The FBI reported that the countries participating in the Five Eyes alliance (which brings together the intelligence services of Australia, Canada, New Zealand, the US and the UK) destroyed the infrastructure used by the Snake cyberspyware malware, which was created by the Russian group Turla.
Let me remind you that we also talked about the fact that Russian Hackers Use Passion DDoS Platform to Attack Medical Facilities, and also that US authorities say Russian hackers attacked US defense contractors.It is reported that the development of Snake began in 2003 (then called Uroburos), and the first versions of the malware were ready in early 2004, after which “government hackers” began to use malware in attacks. Since then, the Snake malware, found in more than 50 countries, has been used to collect and steal sensitive data from a wide range of targets, including government networks, research organizations and journalists.
Law enforcers say that they destroyed the infrastructure of the malware, which is associated with the Russian-speaking group Turla, as part of Operation Medusa.
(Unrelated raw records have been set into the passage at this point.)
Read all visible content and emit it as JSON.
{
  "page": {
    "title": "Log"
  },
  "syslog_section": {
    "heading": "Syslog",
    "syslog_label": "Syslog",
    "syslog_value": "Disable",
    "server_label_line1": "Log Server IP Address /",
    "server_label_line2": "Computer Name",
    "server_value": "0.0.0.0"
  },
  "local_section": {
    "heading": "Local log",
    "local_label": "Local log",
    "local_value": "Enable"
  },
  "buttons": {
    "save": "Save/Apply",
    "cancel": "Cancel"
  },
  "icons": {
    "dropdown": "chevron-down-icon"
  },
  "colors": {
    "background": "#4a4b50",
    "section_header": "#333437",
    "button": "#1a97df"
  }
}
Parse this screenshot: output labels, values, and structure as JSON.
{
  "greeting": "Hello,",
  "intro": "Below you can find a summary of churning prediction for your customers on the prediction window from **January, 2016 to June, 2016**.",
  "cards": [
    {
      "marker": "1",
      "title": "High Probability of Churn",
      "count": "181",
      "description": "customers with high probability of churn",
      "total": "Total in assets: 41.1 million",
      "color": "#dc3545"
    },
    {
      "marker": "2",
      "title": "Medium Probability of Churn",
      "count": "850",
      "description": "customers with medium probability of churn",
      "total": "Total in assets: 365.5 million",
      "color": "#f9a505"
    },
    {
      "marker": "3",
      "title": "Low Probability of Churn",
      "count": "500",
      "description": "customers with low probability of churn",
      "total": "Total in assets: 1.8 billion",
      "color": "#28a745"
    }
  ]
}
It is emphasized that among the computers captured by the Snake P2P botnet, the FBI found devices belonging to the governments of NATO member countries.
U.S. authorities have been closely monitoring Snake activity and malware-related tools for nearly 20 years, as well as tracking Turla, whose command centers were in Ryazan and Moscow, according to released court documents.
The report describes Snake as a “sophisticated, decades-old cyberespionage implant” that allows its operators to remotely install malware on compromised devices, steal sensitive documents and information (such as authentication credentials), maintain a presence on the system, and hide their activities with a peer-to-peer networks.
The FBI has now reportedly cleared all infected devices within the US, and outside the US, law enforcement is “engaging with local authorities to notify them of the Snake contamination and provide remedial recommendations.”
After decrypting network traffic between devices in the US and NATO countries compromised by Snake, the FBI also discovered that Turla operators were using the malware to attempt to steal documents “similar to confidential UN and NATO documents.”
It is reported that the warrant received by the FBI allowed law enforcement officers to gain access to infected devices, overwrite malware without affecting legitimate applications and files, and terminate the malware running on compromised computers.
The FBI is now notifying all owners and operators of devices that were remotely accessed to remove Snake, and advise that they may have to remove other malicious tools and programs installed by attackers (including keyloggers that Turla often injected into infected systems).